# Sears tls 500 mx



## rokstomper (Jun 3, 2013)

Hi guys, I know nothing about older cameras or film in general. I aquired a Sears tls 500mx, a 28mm lens, a 50mm lens, a 135mm lens, and a 2x teleconverter a few years back for free from my Grandparents but never touched it.

First off is it a good camera at all?

Second, I searched all over the internet but can't find a clear answer of what lens mount it has so can you tell me what mount it has? I was wondering if it is at all possible to mount these lenses to my Nikon D3100 dslr since I have them.

One more thing, What is the best film to use in this camera?

I have never messed with film but thought it might be cool to try for fun since I have something to play with.
Thanks for your time.


----------



## dxqcanada (Jun 3, 2013)

I believe it is an M42 screw mount.

There is no best film.
Personally I like slower films like <50 ISO.


----------



## Mike_E (Jun 3, 2013)

Pics?


----------



## vintagesnaps (Jun 3, 2013)

I think it's an earlier version of my Ricoh Singlex II and I agree, I think the TLS is a screw mount; Pentax also made some M42 screw mount lenses before they switched to their bayonet K mount system. 

Try searching Ricoh TLS cameras, that should give you some resources about those cameras also being sold by Sears like yours. Matt's Classic Cameras: Sears TLS (Ricoh Singlex TLS). The Butkus site mentioned in the link has copies of manuals (users can make a small contribution for a copy). 

Any film can work; I generally use 100 ISO outdoors and 400 indoors - the slower speed films like Dennis mentioned above usually are less grainy than the higher speed, more light sensitive films. 

I seem to keep posting this but what's one more time - Film Photography Project | An Internet Radio Show & On-Line Resource for Film Shooters Worldwide - they have videos for beginners on how to load film etc. and have a fairly active Flickr group. 

edit - I don't know if there are adapters from M42 screw mount to Nikon but I would guess so, it would need to be M42 not 39 as that's Leica screw mount size. 

(And I too found an MX 500 which maybe was a somewhat later model than the TLS.)


----------



## timor (Jun 3, 2013)

The only picture I could find
Sears 2000, 1000 and 500 35mm cameras
It is M42 Ricoh camera.
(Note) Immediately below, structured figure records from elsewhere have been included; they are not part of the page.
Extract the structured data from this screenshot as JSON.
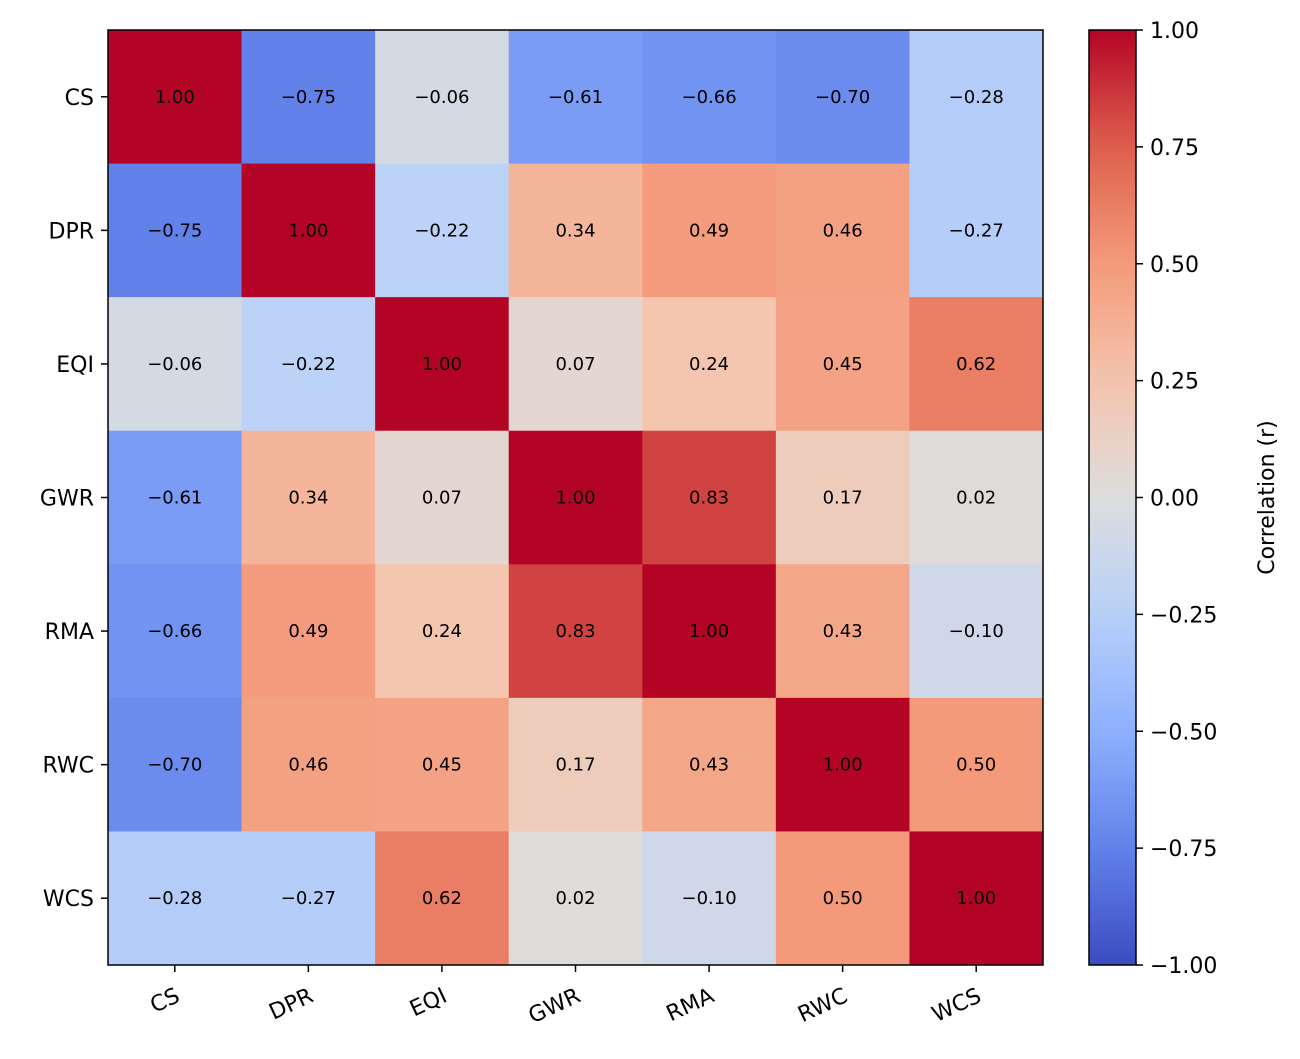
{
  "chart_data": {
    "type": "heatmap",
    "title": "",
    "row_labels": [
      "CS",
      "DPR",
      "EQI",
      "GWR",
      "RMA",
      "RWC",
      "WCS"
    ],
    "col_labels": [
      "CS",
      "DPR",
      "EQI",
      "GWR",
      "RMA",
      "RWC",
      "WCS"
    ],
    "values": [
      [
        1.0,
        -0.75,
        -0.06,
        -0.61,
        -0.66,
        -0.7,
        -0.28
      ],
      [
        -0.75,
        1.0,
        -0.22,
        0.34,
        0.49,
        0.46,
        -0.27
      ],
      [
        -0.06,
        -0.22,
        1.0,
        0.07,
        0.24,
        0.45,
        0.62
      ],
      [
        -0.61,
        0.34,
        0.07,
        1.0,
        0.83,
        0.17,
        0.02
      ],
      [
        -0.66,
        0.49,
        0.24,
        0.83,
        1.0,
        0.43,
        -0.1
      ],
      [
        -0.7,
        0.46,
        0.45,
        0.17,
        0.43,
        1.0,
        0.5
      ],
      [
        -0.28,
        -0.27,
        0.62,
        0.02,
        -0.1,
        0.5,
        1.0
      ]
    ],
    "colormap": "coolwarm",
    "vmin": -1.0,
    "vmax": 1.0,
    "colorbar": {
      "label": "Correlation (r)",
      "ticks": [
        1.0,
        0.75,
        0.5,
        0.25,
        0.0,
        -0.25,
        -0.5,
        -0.75,
        -1.0
      ],
      "tick_labels": [
        "1.00",
        "0.75",
        "0.50",
        "0.25",
        "0.00",
        "−0.25",
        "−0.50",
        "−0.75",
        "−1.00"
      ]
    }
  }
}
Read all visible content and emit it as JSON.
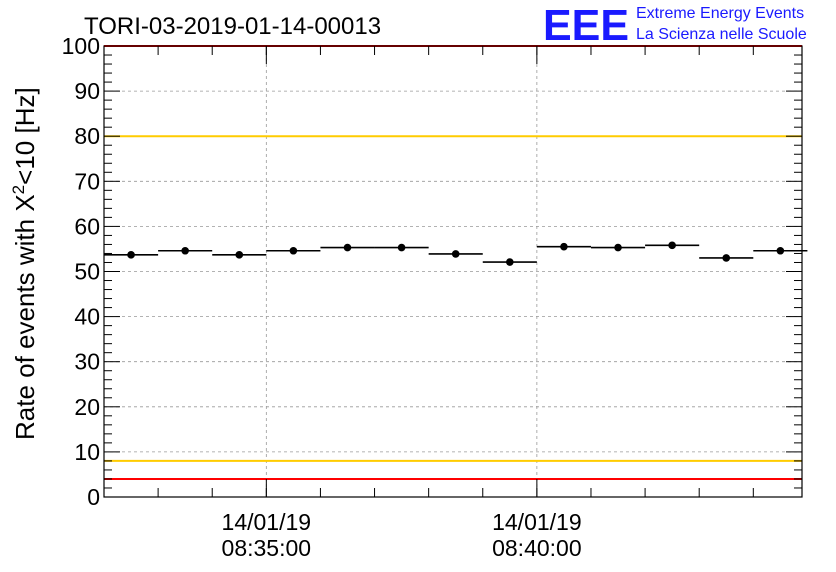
{
  "chart_data": {
    "type": "scatter",
    "title": "TORI-03-2019-01-14-00013",
    "ylabel_main": "Rate of events with X",
    "ylabel_sup": "2",
    "ylabel_tail": "<10 [Hz]",
    "xlabel": "",
    "ylim": [
      0,
      100
    ],
    "yticks": [
      "0",
      "10",
      "20",
      "30",
      "40",
      "50",
      "60",
      "70",
      "80",
      "90",
      "100"
    ],
    "xlim_minutes": [
      0,
      12.9
    ],
    "xticks": [
      {
        "minute": 3,
        "date": "14/01/19",
        "time": "08:35:00"
      },
      {
        "minute": 8,
        "date": "14/01/19",
        "time": "08:40:00"
      }
    ],
    "bin_width_minutes": 1,
    "points": [
      {
        "x": 0.5,
        "y": 53.7
      },
      {
        "x": 1.5,
        "y": 54.6
      },
      {
        "x": 2.5,
        "y": 53.7
      },
      {
        "x": 3.5,
        "y": 54.6
      },
      {
        "x": 4.5,
        "y": 55.3
      },
      {
        "x": 5.5,
        "y": 55.3
      },
      {
        "x": 6.5,
        "y": 53.9
      },
      {
        "x": 7.5,
        "y": 52.1
      },
      {
        "x": 8.5,
        "y": 55.5
      },
      {
        "x": 9.5,
        "y": 55.3
      },
      {
        "x": 10.5,
        "y": 55.8
      },
      {
        "x": 11.5,
        "y": 53.0
      },
      {
        "x": 12.5,
        "y": 54.6
      }
    ],
    "reference_lines": [
      {
        "y": 100,
        "color": "#ff0000"
      },
      {
        "y": 80,
        "color": "#ffcc00"
      },
      {
        "y": 8,
        "color": "#ffcc00"
      },
      {
        "y": 4,
        "color": "#ff0000"
      }
    ],
    "grid": true
  },
  "logo": {
    "letters": "EEE",
    "line1": "Extreme Energy Events",
    "line2": "La Scienza nelle Scuole",
    "color": "#1a1aff"
  }
}
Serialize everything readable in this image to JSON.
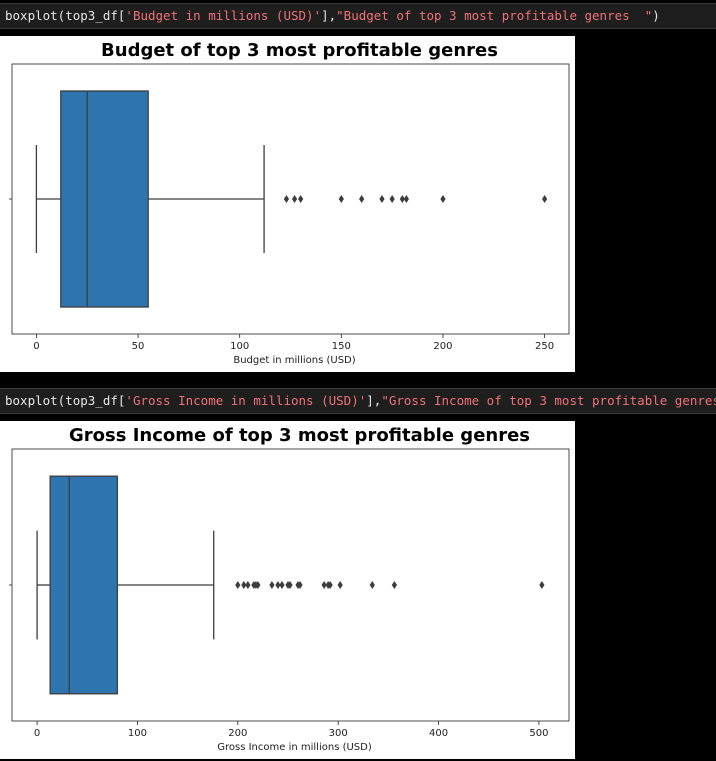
{
  "cells": [
    {
      "code": {
        "fn": "boxplot(top3_df[",
        "arg1": "'Budget in millions (USD)'",
        "mid": "],",
        "arg2": "\"Budget of top 3 most profitable genres  \"",
        "end": ")"
      }
    },
    {
      "code": {
        "fn": "boxplot(top3_df[",
        "arg1": "'Gross Income in millions (USD)'",
        "mid": "],",
        "arg2": "\"Gross Income of top 3 most profitable genres  \"",
        "end": ")"
      }
    }
  ],
  "colors": {
    "box_fill": "#2e75b0",
    "line": "#3d3d3d",
    "code_string": "#f07178"
  },
  "chart_data": [
    {
      "type": "box",
      "orientation": "horizontal",
      "title": "Budget of top 3 most profitable genres",
      "xlabel": "Budget in millions (USD)",
      "xlim": [
        -12,
        262
      ],
      "xticks": [
        0,
        50,
        100,
        150,
        200,
        250
      ],
      "whisker_low": 0,
      "q1": 12,
      "median": 25,
      "q3": 55,
      "whisker_high": 112,
      "outliers": [
        123,
        127,
        130,
        150,
        160,
        170,
        175,
        180,
        182,
        200,
        250
      ]
    },
    {
      "type": "box",
      "orientation": "horizontal",
      "title": "Gross Income of top 3 most profitable genres",
      "xlabel": "Gross Income in millions (USD)",
      "xlim": [
        -25,
        530
      ],
      "xticks": [
        0,
        100,
        200,
        300,
        400,
        500
      ],
      "whisker_low": 0,
      "q1": 13,
      "median": 32,
      "q3": 80,
      "whisker_high": 176,
      "outliers": [
        200,
        206,
        210,
        216,
        218,
        220,
        234,
        240,
        244,
        250,
        252,
        260,
        262,
        286,
        290,
        292,
        302,
        334,
        356,
        503
      ]
    }
  ]
}
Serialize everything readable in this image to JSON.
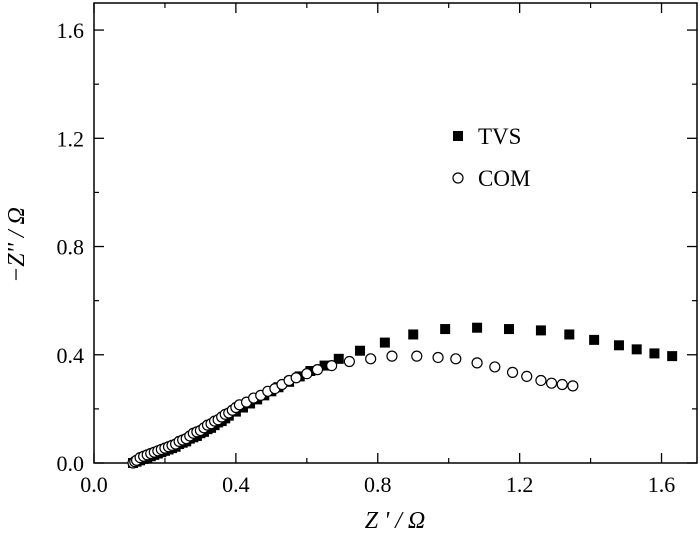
{
  "chart_data": {
    "type": "scatter",
    "xlabel": "Z ' / Ω",
    "ylabel": "−Z'' / Ω",
    "xlim": [
      0.0,
      1.7
    ],
    "ylim": [
      0.0,
      1.7
    ],
    "xticks": [
      0.0,
      0.4,
      0.8,
      1.2,
      1.6
    ],
    "xtick_labels": [
      "0.0",
      "0.4",
      "0.8",
      "1.2",
      "1.6"
    ],
    "yticks": [
      0.0,
      0.4,
      0.8,
      1.2,
      1.6
    ],
    "ytick_labels": [
      "0.0",
      "0.4",
      "0.8",
      "1.2",
      "1.6"
    ],
    "grid": false,
    "legend_position": "upper-center",
    "series": [
      {
        "name": "TVS",
        "marker": "filled-square",
        "color": "#000000",
        "x": [
          0.11,
          0.12,
          0.13,
          0.14,
          0.15,
          0.16,
          0.17,
          0.18,
          0.19,
          0.2,
          0.21,
          0.22,
          0.23,
          0.24,
          0.25,
          0.26,
          0.27,
          0.28,
          0.29,
          0.3,
          0.31,
          0.32,
          0.33,
          0.34,
          0.35,
          0.36,
          0.37,
          0.38,
          0.4,
          0.42,
          0.44,
          0.46,
          0.48,
          0.5,
          0.52,
          0.55,
          0.58,
          0.61,
          0.65,
          0.69,
          0.75,
          0.82,
          0.9,
          0.99,
          1.08,
          1.17,
          1.26,
          1.34,
          1.41,
          1.48,
          1.53,
          1.58,
          1.63
        ],
        "y": [
          0.0,
          0.005,
          0.01,
          0.015,
          0.02,
          0.025,
          0.03,
          0.035,
          0.04,
          0.045,
          0.05,
          0.055,
          0.06,
          0.07,
          0.075,
          0.08,
          0.09,
          0.095,
          0.1,
          0.11,
          0.115,
          0.125,
          0.13,
          0.14,
          0.15,
          0.155,
          0.165,
          0.175,
          0.19,
          0.205,
          0.22,
          0.235,
          0.25,
          0.265,
          0.28,
          0.3,
          0.32,
          0.34,
          0.36,
          0.385,
          0.415,
          0.445,
          0.475,
          0.495,
          0.5,
          0.495,
          0.49,
          0.475,
          0.455,
          0.435,
          0.42,
          0.405,
          0.395
        ]
      },
      {
        "name": "COM",
        "marker": "open-circle",
        "color": "#000000",
        "x": [
          0.11,
          0.115,
          0.12,
          0.13,
          0.14,
          0.15,
          0.16,
          0.17,
          0.18,
          0.19,
          0.2,
          0.21,
          0.22,
          0.23,
          0.24,
          0.25,
          0.26,
          0.27,
          0.28,
          0.29,
          0.3,
          0.31,
          0.32,
          0.33,
          0.34,
          0.35,
          0.36,
          0.37,
          0.38,
          0.39,
          0.4,
          0.41,
          0.43,
          0.45,
          0.47,
          0.49,
          0.51,
          0.53,
          0.55,
          0.57,
          0.6,
          0.63,
          0.67,
          0.72,
          0.78,
          0.84,
          0.91,
          0.97,
          1.02,
          1.08,
          1.13,
          1.18,
          1.22,
          1.26,
          1.29,
          1.32,
          1.35
        ],
        "y": [
          0.0,
          0.005,
          0.01,
          0.02,
          0.025,
          0.03,
          0.035,
          0.04,
          0.045,
          0.05,
          0.055,
          0.06,
          0.065,
          0.07,
          0.08,
          0.085,
          0.09,
          0.1,
          0.11,
          0.115,
          0.12,
          0.13,
          0.14,
          0.145,
          0.155,
          0.16,
          0.17,
          0.18,
          0.185,
          0.195,
          0.205,
          0.215,
          0.225,
          0.24,
          0.25,
          0.265,
          0.275,
          0.29,
          0.305,
          0.315,
          0.33,
          0.345,
          0.36,
          0.375,
          0.385,
          0.395,
          0.395,
          0.39,
          0.385,
          0.37,
          0.355,
          0.335,
          0.32,
          0.305,
          0.295,
          0.29,
          0.285
        ]
      }
    ]
  }
}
Also not much info on the net.


----------



## rokstomper (Jun 3, 2013)

Here are some pictures of what I have. Thanks for the help.


----------



## timor (Jun 3, 2013)

Nice set. Check if shutter speed of 1 sec is about right. Old cameras have most problems with slow speeds due to aging lubricants and dirt in general. However I have 3 Ricoh and all are fine. You may have a problem with the battery for light meter.


----------



## bsinmich (Jun 4, 2013)

The 28 is the wide angle, 50 is normal, 135 is about a 2.5X telephoto and the 2X convertor will work with the 50 & 135. I have always had a 135 f2.8 for all my cameras as it is one of the easy to use and focus lenses for sports. They are also very abundant. The small pin onthe bottom of the lens mount is the piece that will stop down the lens to the exposure aperture. You get wide open focusing as long as you keep the little slide on the lens to the A setting. Check on line for batteries since the old batteries may be obsolete. There are replacements available for most. Good Luck and enjoy that classic. I think you will f ind the shutter speeds go from 1/2 to 1/500 sec. so it will be hard to check on 1 sec. but if you hear the gears on t he 1/2 sec. it should be good also.


----------



## rokstomper (Jun 4, 2013)

Thanks for the help guys.


----------